Italy on tenterhooks ahead of talks with crisis-hit Fiat

Italians waited with bated breath on Saturday for talks between Prime Minister Mario Monti and Fiat boss Sergio Marchionne on the future of a troubled auto giant that once symbolised Italy's boom.

Marchionne has repeatedly warned he may be forced to shut down one of Fiat's five massive Italian plants, which are all producing way below capacity because of a slump in European car sales that has hit Italy particularly hard.

The subject is an emotive one in Italy -- where Fiat is the biggest employer in the private sector and the company's 113-year history is closely bound up with the ups and downs of the Italian economy and the trade union movement.
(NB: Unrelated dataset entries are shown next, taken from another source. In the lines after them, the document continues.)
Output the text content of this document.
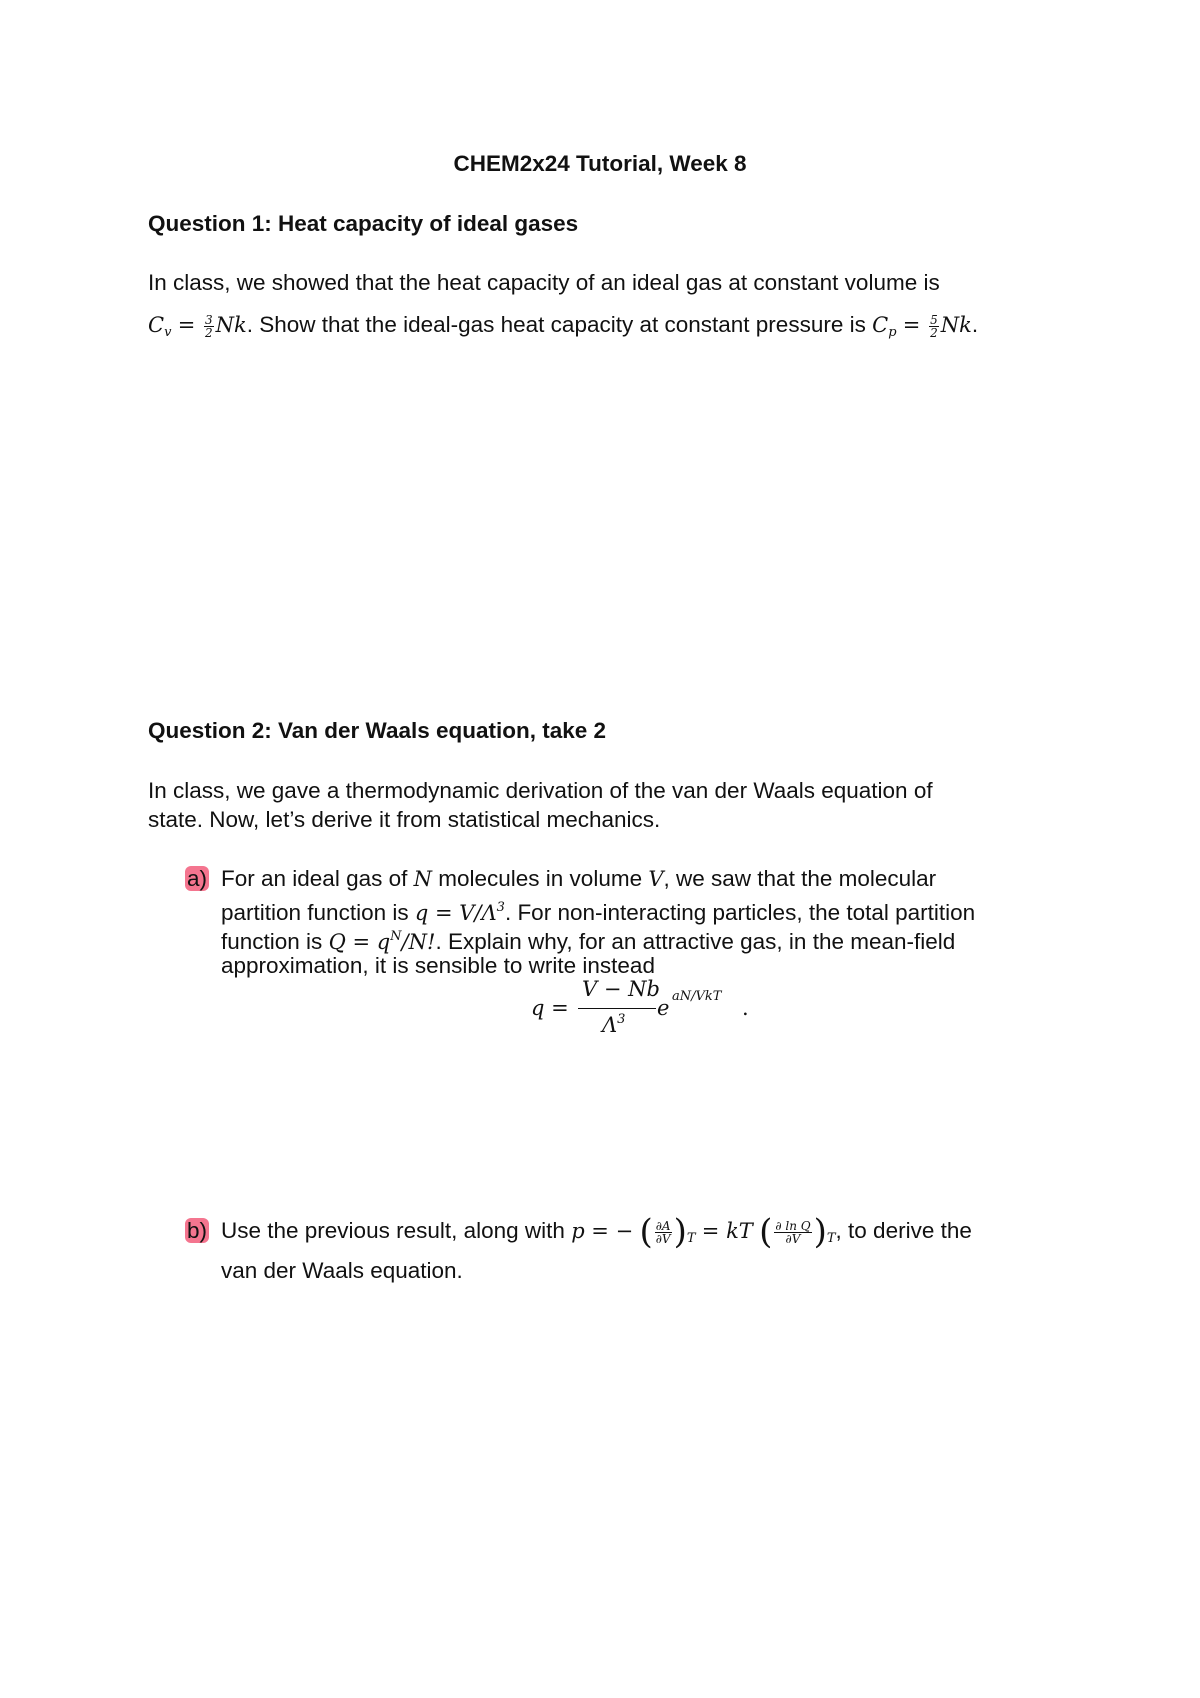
CHEM2x24 Tutorial, Week 8
Question 1: Heat capacity of ideal gases
In class, we showed that the heat capacity of an ideal gas at constant volume is
$C_v = \frac{3}{2} Nk$. Show that the ideal-gas heat capacity at constant pressure is $C_p = \frac{5}{2} Nk$.
Question 2: Van der Waals equation, take 2
In class, we gave a thermodynamic derivation of the van der Waals equation of
state. Now, let’s derive it from statistical mechanics.
a) For an ideal gas of N molecules in volume V, we saw that the molecular
partition function is $q = V/\Lambda^3$. For non-interacting particles, the total partition
function is $Q = q^N/N$!. Explain why, for an attractive gas, in the mean-field
approximation, it is sensible to write instead
q =
V − Nb
$\Lambda^3$ e aN/VkT .
b) Use the previous result, along with p = − ( $\frac{\partial A}{\partial V} )_T$ = kT ( $\frac{\text{∂ ln Q}}{\partial V} )_T$, to derive the
van der Waals equation.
Marchionne laid out his cards on Friday, saying he hoped the Italian government had taken note that Fiat's recent successes in Brazil had been helped by "financing and tax breaks" given to auto sector investors there.

Fiat's Brazilian plant in Pernambuco, he said, had received "up to 85 percent financing on a total investment of 2.3 billion euros ($3.0 billion)."

"We know very well that, considering the current European rules, similar financing conditions are impossible within the European Union," he added.

"Fiat's last operation of this kind in Italy was in the early 1990s."

A report in La Repubblica daily said Fiat could unveil a programme of early retirements and reduced hours and a plan to allow production at its Italian plants by other auto companies to stave off outright factory closures.

The most recent controversy over Fiat was unleashed when the company last week said it was dropping a strategic plan it had announced in 2010 to invest 20 billion euros and produce 1.4 million cars in Italy by 2014.

Fiat said it could no longer meet the targets because the economic crisis has brought car sales in Italy back down to their level 40 years ago.

Marchionne said this week that he wanted Fiat to have a presence in Italy but gave few details on the future of the company's plants.

Trade unions have been clamouring for the government to step in.

The controversy comes at a particularly tough time for Monti who is already in sensitive negotiations with trade unions as unemployment increases and the end of a punishing recession is still not visible on the horizon.

Marchionne, who is also the chief executive of Chrysler which Fiat is now merging with, is a hugely divisive figure in Italy.

Supporters laud his managerial quality but his many critics accuse him of "ingratitude" towards Italy and a high-handed attitude.

"Fiat is about to announce to closure of its Italian plants and a departure from this country... after more than a century of history," Curzio Maltese, a columnist for the La Repubblica daily, wrote on Friday.

"This is the final act," he said, claiming that Marchionne "could not wait for a chance to cut the last ties with his homeland."

"This means that in the eyes of the whole world, Italy is no longer a place to invest," he said.

A report in Il Sole 24 Ore business daily even said the future headquarters of the merged Fiat-Chrysler group may not be in Italy.